Aquele mergulho na alma que fala tanto da gente, mas também dos outros. Como consertar o mundo? Quando se vê tanta coisa errada... E você tenta conversar com as pessoas, tenta acordá-las ou espera que elas já sejam, para si, despertas... Mas, não. Estão vivendo seus próprios dramas, reproduzindo velhos conceitos, aceitando e passando adiante padrões antigos. Estão besuntadas de mentiras, maquiadas de ironia, obliteradas à desconstrução, ainda mais inclinadas à inutilidade ao orbe terrestre. Você já parou pra pensar que uns 80% das pessoas do mundo, excluindo o afeto natural humano (acho que isso existe) que nutrimos por elas, não passam de peso útil para a economia? Apenas. Que elas não acrescentam? Não agem? Não pensam? Só massa.
E é tão triste cansar pelos outros. A tamanha dor de achar que tudo de ruim no mundo é parte sua. Que você tem que fazer alguma coisa, algo prático e concreto, e não apenas observar, sentir e escrever sobre isso... Mas, não dá... Não é possível ser Cristo... Nem ele conseguiu muita coisa... E só resta mesmo aquela questão: por que escolhemos uma época tão atrasada para encarnar... Ou, por que se não nos deram escolha? Quem sente a dor do mundo pode não ser um espírito de luz, mas com certeza, está também bem distante da banalidade do mal. Então, a gente não entende. Sofre, chora e é como se vivesse na pele a dor do outro. (Das próprias, elas sangram. Mas nem sempre são tão fundas como a do outro. Que pegamos para nós com a maior facilidade).

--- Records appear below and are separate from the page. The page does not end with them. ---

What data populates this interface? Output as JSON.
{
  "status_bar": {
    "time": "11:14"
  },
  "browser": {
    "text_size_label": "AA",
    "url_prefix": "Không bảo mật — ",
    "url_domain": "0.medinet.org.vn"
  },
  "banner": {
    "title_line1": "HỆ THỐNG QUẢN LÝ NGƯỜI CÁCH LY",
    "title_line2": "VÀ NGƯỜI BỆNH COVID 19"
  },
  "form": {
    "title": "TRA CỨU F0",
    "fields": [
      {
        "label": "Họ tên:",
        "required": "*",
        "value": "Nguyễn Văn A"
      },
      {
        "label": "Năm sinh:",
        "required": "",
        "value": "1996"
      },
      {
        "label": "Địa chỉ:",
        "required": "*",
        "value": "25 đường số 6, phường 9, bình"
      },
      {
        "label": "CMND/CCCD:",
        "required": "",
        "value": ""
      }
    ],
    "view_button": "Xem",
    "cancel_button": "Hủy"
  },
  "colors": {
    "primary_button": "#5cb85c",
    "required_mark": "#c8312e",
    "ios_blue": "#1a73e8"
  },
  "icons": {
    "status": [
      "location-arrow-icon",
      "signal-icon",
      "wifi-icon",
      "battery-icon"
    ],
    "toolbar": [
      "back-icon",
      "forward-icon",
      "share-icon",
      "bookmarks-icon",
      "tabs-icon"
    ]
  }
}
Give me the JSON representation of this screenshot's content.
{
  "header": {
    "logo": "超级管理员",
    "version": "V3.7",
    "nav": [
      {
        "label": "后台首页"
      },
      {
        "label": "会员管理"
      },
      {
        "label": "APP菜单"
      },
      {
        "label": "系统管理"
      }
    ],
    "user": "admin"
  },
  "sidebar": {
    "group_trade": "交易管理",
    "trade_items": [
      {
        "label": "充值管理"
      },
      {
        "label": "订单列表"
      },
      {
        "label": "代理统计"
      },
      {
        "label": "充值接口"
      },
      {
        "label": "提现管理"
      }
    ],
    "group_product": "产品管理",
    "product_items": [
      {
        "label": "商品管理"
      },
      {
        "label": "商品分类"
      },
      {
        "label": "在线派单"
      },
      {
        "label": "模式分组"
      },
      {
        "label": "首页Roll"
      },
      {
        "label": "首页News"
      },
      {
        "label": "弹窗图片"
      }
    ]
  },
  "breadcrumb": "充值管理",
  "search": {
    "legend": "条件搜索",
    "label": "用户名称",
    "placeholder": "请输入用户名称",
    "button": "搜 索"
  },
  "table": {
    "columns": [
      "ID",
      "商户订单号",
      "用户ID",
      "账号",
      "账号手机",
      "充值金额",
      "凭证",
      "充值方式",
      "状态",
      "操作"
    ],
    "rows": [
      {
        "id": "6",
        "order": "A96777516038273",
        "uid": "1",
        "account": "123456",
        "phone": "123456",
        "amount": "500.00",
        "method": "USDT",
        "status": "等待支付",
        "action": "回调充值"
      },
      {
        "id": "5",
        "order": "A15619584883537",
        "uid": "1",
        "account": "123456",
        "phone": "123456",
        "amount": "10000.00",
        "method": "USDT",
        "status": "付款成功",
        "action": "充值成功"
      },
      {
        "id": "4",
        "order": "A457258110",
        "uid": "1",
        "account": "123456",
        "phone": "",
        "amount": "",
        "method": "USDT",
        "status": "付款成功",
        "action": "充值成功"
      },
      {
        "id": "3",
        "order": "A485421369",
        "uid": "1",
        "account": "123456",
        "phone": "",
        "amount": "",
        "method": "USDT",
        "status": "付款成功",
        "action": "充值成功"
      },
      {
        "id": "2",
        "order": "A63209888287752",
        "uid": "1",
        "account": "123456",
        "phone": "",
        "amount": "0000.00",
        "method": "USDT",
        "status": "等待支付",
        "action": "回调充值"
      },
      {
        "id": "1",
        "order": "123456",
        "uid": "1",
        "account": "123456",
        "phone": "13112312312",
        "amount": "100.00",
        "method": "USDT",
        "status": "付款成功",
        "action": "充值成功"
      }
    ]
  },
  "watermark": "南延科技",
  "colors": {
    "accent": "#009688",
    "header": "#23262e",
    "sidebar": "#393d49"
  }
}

Quando eu assisti “O último tango em Paris”, vi a cena do estupro desavisada, mas comecei a chorar no mesmo momento, junto com a Maria. Depois eu confirmei que aquilo foi real – era obviamente real. Mas cenas de filmes fictícios também me emocionam, pois em algum lugar do mundo, alguém vive aquilo. As verdades dos fatos do mundo me doem. As constatações dolorosas. Ver uma grávida entrando na loja mais cara do shopping e lá fora outra, com a mão estendida na calçada. Não saber como agir quando vejo alguém pedindo. Ou muito sujo, ou com muita fome, ou batendo na janela do meu carro. Quando assisto documentários sobre meninos que se suicidam porque suas famílias não aceitam que sejam homossexuais, ou meninas que bebem e são estupradas, mas o xerife está preocupado que ela estragou a vida dos rapazes que fizeram isso com ela. E ela não aguenta a pressão e se mata...
Dói-me essa sensibilidade, esse 38% do mapa astral em água, esse Netuno na Casa 7 que acha que o mundo e as pessoas poderiam ser ideais e perfeitos. Dói a ignorância das pessoas, que apenas reproduzem sem questionar, conhecem mas não pensam, como diria Hannah Arendt. Dói que daqui 30, 50 anos, ainda nada terá mudado, e quiçá, tenha piorado. Dói perceber que sou só mais uma pecinha na engrenagem e que toda essa reflexão parece fazer apenas mais mal a mim mesma, uma vez que as pessoas das mesas ao lado (estou na biblioteca), muito provavelmente, estão pouco ligando. Mas, como me limpar disso? (Me vem à mente o Rodrigo Santoro naquele filme, acho que é Carandiru “To limpa!”).


- É assim que as coisas são, a gente não pode fazer nada – ouvi muitas vezes, – muitas mais vezes de homens que de mulheres. Pode ser impressão, mas muitos parecem levar a vida “mais relaxados” mesmo, sem se importar tanto em olhar pro lado ou, ao menos, pra si, a sua parte. (Mas, definitivamente, isso não é uma questão de gênero, ninguém tome minha fala por isso).